Le Sueur-Henderson Secondary School is a public school located in Le Sueur, Minnesota. The school serves both communities of Le Sueur and Henderson, Minnesota for grades 6–12. This adds up to a student body of 537 students, 234 enrolled in middle school (grades 6–8), and 303 in high school (grades 9–12).

School system

The Le Sueur-Henderson School System consists of Park Elementary School and Le Sueur-Henderson Secondary School in Le Sueur and Hilltop Elementary School in Henderson.
Each of these schools service their own division of the system from (Kindergarten-12th grade).

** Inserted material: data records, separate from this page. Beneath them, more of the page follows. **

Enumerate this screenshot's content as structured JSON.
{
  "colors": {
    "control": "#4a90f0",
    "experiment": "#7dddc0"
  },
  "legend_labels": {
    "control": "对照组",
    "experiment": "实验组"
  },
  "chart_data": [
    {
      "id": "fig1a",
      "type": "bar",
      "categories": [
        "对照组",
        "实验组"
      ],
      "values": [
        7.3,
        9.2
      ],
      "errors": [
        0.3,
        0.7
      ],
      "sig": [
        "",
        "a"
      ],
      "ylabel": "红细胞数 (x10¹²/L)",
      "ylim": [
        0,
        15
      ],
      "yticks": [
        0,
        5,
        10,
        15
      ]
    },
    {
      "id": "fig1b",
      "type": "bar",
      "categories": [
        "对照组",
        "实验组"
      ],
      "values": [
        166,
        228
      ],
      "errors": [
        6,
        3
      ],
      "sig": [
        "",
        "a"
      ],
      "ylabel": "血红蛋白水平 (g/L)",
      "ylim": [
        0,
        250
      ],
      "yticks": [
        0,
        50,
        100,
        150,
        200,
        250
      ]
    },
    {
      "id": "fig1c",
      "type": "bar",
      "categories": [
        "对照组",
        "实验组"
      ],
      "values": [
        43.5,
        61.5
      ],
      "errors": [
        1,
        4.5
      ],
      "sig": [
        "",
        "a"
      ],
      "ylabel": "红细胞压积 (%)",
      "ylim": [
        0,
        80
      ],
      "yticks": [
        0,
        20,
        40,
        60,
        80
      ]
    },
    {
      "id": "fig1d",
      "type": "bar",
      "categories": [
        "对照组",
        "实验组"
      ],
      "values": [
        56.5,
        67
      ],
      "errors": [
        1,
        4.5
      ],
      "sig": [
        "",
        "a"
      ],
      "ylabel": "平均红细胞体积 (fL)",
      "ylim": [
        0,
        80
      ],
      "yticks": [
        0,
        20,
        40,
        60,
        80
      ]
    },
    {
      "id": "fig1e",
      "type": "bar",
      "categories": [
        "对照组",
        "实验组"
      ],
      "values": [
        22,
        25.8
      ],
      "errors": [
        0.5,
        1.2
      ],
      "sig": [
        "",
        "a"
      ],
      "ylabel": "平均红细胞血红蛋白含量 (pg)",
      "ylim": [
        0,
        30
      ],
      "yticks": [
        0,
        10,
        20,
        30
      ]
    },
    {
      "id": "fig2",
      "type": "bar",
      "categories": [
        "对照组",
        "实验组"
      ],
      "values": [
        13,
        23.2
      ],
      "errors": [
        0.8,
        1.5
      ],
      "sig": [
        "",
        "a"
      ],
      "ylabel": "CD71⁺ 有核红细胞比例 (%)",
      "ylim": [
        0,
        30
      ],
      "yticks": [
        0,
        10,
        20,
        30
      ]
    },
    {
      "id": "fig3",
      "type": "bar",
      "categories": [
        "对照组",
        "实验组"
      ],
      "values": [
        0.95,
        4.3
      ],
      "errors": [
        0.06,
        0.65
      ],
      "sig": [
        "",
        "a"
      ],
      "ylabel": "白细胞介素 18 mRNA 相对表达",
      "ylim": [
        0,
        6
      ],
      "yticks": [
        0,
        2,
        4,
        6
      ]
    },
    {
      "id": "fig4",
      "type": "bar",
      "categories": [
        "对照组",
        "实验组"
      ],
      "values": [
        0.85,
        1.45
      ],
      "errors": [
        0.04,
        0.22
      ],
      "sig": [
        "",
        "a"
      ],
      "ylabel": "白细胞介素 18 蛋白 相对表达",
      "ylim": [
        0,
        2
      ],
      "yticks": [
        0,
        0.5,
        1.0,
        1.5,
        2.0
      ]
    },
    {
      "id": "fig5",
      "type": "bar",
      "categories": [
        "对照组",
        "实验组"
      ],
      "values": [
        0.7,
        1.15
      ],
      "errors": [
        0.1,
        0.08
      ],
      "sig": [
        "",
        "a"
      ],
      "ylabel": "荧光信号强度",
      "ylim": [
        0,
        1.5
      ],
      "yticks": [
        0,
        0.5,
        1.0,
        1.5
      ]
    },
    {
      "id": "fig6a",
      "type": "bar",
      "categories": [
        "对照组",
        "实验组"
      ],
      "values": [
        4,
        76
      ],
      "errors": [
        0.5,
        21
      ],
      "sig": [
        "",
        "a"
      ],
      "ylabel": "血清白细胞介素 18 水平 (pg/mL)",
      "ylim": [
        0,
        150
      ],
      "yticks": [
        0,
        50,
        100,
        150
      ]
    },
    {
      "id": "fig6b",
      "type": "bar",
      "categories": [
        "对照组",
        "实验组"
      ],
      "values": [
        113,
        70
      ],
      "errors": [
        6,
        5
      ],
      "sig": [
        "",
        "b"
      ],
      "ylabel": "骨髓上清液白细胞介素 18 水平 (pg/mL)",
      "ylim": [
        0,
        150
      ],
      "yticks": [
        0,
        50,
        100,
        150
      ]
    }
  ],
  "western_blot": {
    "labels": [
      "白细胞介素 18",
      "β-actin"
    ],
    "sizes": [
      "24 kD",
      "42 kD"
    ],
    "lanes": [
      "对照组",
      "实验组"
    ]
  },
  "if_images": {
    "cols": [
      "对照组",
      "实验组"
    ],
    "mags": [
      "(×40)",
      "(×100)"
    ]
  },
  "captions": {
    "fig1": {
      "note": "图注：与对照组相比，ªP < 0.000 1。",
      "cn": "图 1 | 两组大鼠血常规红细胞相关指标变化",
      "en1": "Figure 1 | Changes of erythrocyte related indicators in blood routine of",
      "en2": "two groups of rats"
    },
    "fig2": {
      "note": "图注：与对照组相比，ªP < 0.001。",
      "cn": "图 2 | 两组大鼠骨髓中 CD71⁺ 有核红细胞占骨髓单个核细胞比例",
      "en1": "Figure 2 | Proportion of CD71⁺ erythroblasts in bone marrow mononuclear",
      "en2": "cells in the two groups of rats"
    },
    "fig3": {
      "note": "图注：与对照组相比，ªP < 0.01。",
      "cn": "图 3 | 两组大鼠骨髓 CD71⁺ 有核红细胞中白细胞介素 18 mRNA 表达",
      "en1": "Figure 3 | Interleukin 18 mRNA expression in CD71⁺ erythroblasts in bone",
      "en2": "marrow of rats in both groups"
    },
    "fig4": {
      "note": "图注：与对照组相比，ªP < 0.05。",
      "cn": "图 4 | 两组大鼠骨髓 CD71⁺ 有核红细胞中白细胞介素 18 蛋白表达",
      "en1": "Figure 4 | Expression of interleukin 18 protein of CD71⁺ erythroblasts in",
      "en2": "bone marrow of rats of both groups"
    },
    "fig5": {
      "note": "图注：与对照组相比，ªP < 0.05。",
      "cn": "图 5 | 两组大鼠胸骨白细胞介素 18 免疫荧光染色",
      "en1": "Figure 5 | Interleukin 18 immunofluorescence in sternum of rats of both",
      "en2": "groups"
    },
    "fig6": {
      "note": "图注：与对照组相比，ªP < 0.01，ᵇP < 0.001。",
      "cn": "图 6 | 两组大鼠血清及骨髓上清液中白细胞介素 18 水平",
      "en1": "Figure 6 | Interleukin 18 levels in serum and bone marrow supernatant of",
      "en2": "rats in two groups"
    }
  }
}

Park Elementary School serves Kindergarten-3rd grade; Hilltop serves 4th–5th grade; Le Sueur-Henderson Secondary School serves 6th–12th grade.

History

The establishment that is now Le Sueur-Henderson Secondary School was founded in 1885. However before its merger, the current establishment was simply named Le Sueur Secondary School.
Henderson High School had fully existed as an independent high school until 1986 when it had merged its athletics, Henderson Tigers, with nearby Arlington-Green Isle, Sibley East Bengals. This had marked the beginning of Henderson’s loss of independence as in 1990 they had joined to form Le Sueur-Henderson School District and finally, in 1992, Henderson High School closed and consolidated with Le Sueur Secondary School forming the current Le Sueur-Henderson Secondary School.